While Polakow-Suransky makes no apologies for the emphasis on testing—and he is bent on creating new tests that push schools to broaden their curriculum—he admits to the hollowness of some of the numbers. “We have a 63 percent graduation rate, and half of those students still need remediation when they go to college,” he says. “We’re confident we know how to improve the graduation rates, but now we have to focus on, what does that diploma mean? That means changing the rigor of what’s happening in the classrooms.” With his new responsibilities, Polakow-Suransky says he’s eager to shift the balance somewhat, from structural change to instructional improvement. And he says Black is already doing more than rubber-stamping decisions that will help make that happen, pointing to her role, in late January, in delaying special-education expansion plans until better preparation could be done. “I like her a lot,” Polakow-Suransky says. “She’s very smart. She’s helping me think stuff through. She’s very good at facilitating a conversation at Cabinet meetings, an open dialogue with real debate. She’s not a micromanager. She gets involved at the point decisions need to be made, but she trusts people to do their work. So far, no red flags.”
When I listen to Polakow-Suransky, it’s possible to believe that this shotgun marriage could work, with him as an eggheady Mr. Inside while Black becomes the glossy Ms. Outside. Though the second part is going to take considerable time. “I want to empower our principals,” Black says. “Because the empowerment of principals, I believe, is critical to the success of the system. And we have empowered them. That’s been a huge movement over the last number of years.” Which sounds good—but ask Black for specifics, and she gets tangled in empty verbiage. What power do principals currently lack? “Well, too many people will say, ‘I don’t have the money.’ But the smartest principals will figure out ‘How do I reallocate my resources for the things I think are most important in my own school? The teacher evaluation, the … all of the work now in terms of curriculum development, for the core standards.’ This is going to be a game-changer. But it’s a lot of hard slogging, also. Then we have, with the new schools, whether they be charter schools or just new approaches … they’re very exciting. But too many people are afraid of change. They’re very wed to whatever they truly believe in. So obviously there’s a lot of noise about that.”
Although glaring weaknesses like the racial performance gap need attention, the mayor believes he has the correct educational-reform strategy in place: More and differentiated school options, more small schools, more charter schools, more control over the hiring and firing of teachers. Polakow-Suransky and other technocrats can handle most of the on-the-ground educational stuff. Applying political pressure to the unions and Albany is the responsibility of City Hall. Black’s first real management test won’t start until April, with the internal wrangling over the DOE’s shrunken budget. Yet her main task for the next three years is to win grassroots hearts and minds so that the changes go down more smoothly and the results generate more love for Bloomberg. “The distrust in the system is real. We understand that,” says Dennis Walcott, Bloomberg’s deputy mayor for education and community development. “But at the local level, for the most part, people think their child is doing better and getting a better education. Part of our challenge is to make sure people understand the connection to Tweed and to this administration. Cathie is acclimating herself to this new world, but her style and personality will allow people to see things differently and hear them differently and build trust where people are distrustful.”

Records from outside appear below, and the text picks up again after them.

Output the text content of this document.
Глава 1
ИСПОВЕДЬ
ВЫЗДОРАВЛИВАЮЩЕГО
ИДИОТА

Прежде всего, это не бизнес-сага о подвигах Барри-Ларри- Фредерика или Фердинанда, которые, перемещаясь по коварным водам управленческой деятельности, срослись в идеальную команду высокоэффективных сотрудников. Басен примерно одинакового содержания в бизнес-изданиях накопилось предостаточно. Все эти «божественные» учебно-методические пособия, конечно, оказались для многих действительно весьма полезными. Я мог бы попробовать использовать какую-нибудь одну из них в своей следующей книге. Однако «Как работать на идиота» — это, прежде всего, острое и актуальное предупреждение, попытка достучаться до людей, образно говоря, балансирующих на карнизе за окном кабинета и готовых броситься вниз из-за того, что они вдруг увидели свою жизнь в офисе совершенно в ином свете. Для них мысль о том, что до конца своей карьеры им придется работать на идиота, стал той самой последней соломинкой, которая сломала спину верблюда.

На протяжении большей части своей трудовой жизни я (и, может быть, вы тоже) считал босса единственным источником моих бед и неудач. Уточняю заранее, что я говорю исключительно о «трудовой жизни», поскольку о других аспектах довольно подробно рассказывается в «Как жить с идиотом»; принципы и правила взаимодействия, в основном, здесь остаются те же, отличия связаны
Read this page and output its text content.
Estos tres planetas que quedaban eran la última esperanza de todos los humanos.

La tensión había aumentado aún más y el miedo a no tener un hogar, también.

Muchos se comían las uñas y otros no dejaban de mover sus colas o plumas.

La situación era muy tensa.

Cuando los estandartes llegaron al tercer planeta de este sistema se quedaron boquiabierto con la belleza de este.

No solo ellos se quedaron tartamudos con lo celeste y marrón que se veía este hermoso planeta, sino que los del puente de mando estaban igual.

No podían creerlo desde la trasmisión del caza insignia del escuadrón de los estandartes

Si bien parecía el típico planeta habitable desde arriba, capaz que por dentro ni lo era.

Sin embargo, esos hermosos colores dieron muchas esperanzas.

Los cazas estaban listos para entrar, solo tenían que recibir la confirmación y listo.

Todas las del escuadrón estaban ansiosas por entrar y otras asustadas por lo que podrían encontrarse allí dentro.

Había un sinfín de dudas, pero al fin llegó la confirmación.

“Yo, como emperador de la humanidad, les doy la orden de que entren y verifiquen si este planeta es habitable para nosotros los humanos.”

That seems like wishful thinking now. Black has become the problem she was hired to fix. But it’s still early, and she is nothing if not tenacious. One Sunday morning in late January, Bloomberg took to the pulpit at the Christian Cultural Center in Canarsie to issue another blast at teacher-seniority rules. Black didn’t speak that day. Instead she diligently jotted notes as the Reverend A. R. Bernard, a reliable Bloomberg booster and the savvy leader of Brooklyn’s most politically powerful megachurch, delivered the sermon. That afternoon, Black sent Bernard an e-mail following up on a parishioner’s complaint about a school. “I was pleasantly surprised,” Bernard says. “She’s open to correction, in terms of what she’s insensitive to, and she’s willing to learn the landscape. I appreciate that she’s not coming in as a know-it-all.”
There are tougher audiences ahead, and Black’s brutal start has only made the task of winning them over harder. If she can rebrand herself, and use her vaunted inspirational talent to ease the pain of reform, it wouldn’t just be a significant boost to Bloomberg’s educational legacy. It would be the greatest sale of Cathie Black’s life.